The value proposition of Generation X was its sidenoted neologisms, half of them with custom illos. Coupland, a drunk whose boyfriend left him, has thrown it all away, not least by misnaming the immediately-previous cohort as Generation C (for coronavirus SARS-CoV‑2). Yet his 2021 coinage high-network-worth individuals is a keeper.
I did say the poles swapped places. Republicans (Michael Moore: “the Republicrats”) were comically inept at neologizing in the warblogger era.
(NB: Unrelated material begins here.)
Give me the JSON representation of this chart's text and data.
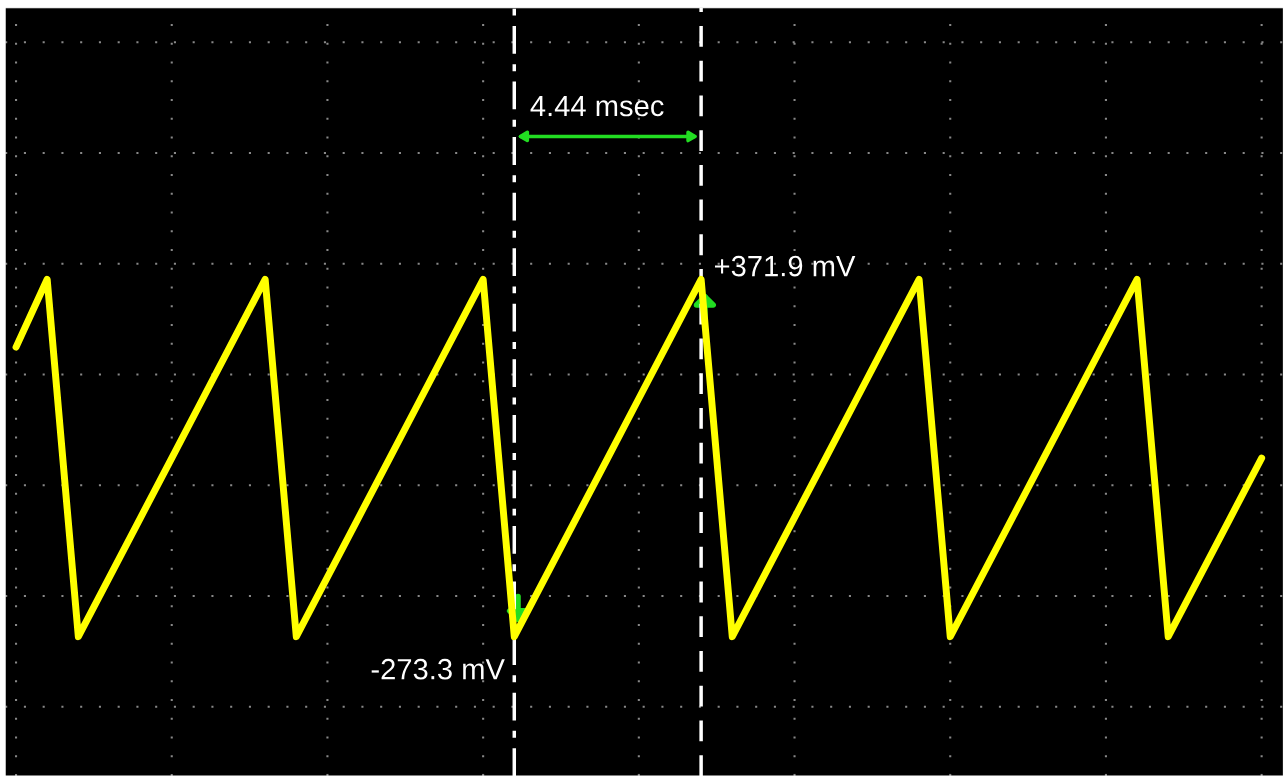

French fries as freedom fries (why not liberty cabbage for sauerkraut?)... suicide bombers as homicide bombers. Risible on a good day.
Sarah Palin’s use of lamestream, however, brought it back to life. Doonesbury quoted her, and the OED antedates it to 1995. Also a keeper.
(Deep state? 1997. Drain the swamp? Ronald Reagan, 1982.)
History repeated itself during the scamdemic of the Wu flu: Right-wing assholes came up with nearly a dozen euphemisms to evade censorship by troons at Twitter and Facebook, while progressives, and right-liberals in government office, flooded the zone with society-altering catchphrases (we’re all in this together; two weeks to stop the spread).
Herein, I categorize right-wing lexemes under the neutral heading SARS-CoV‑2.
(For reference, social distancing in directly applicable senses antedates to 2004.)
I have changed my mind on this one ↑
I am not including a set of coinages that are well-attested by our enemies, as by government-funded soi-disant anti-hate groups and equally-government-funded anti-hate researchers.
Anyone who has read coverage in the régime media of far-right groups will be familiar with this set of terms. The core lexeme here is incel; every shitlib tells herself she knows what one of those is. Maybe incels shouldn’t quite be genocided off the face of the earth, she thinks, but they’re a problem, obviously. (Aren’t they?)
A number of terms associated with neo-Nazis, a subculture that exists only in Nordic countries (cf. Stieg Larsson), are also familiar.
88 means HH means “Heil Hitler.”
The 14 words are “We must secure the existence of our people and a future for White children,” as even Old Farmer’s Wikipedia will tell you.
Such lexemes can be productively combined (1488).
As with neocon/paleocon, these slang terms are decades old and are not neologisms. Really, their only use today is in memes that riff on American History X. And you’ll never find a libtard who poasts an image macro like that.
Interestingly enough, almost all the new vocabulary from QAnon is so well established that those ‑logisms are no longer neo‑ (or Morpheo‑). Words travel fast.
I will continue to pick away at the corpus and this elucidation over time. Of interest are coinages from individual right-wing personalities, usage of which immediately brings the relevant personality to mind: how this make u feel? evokes BAP.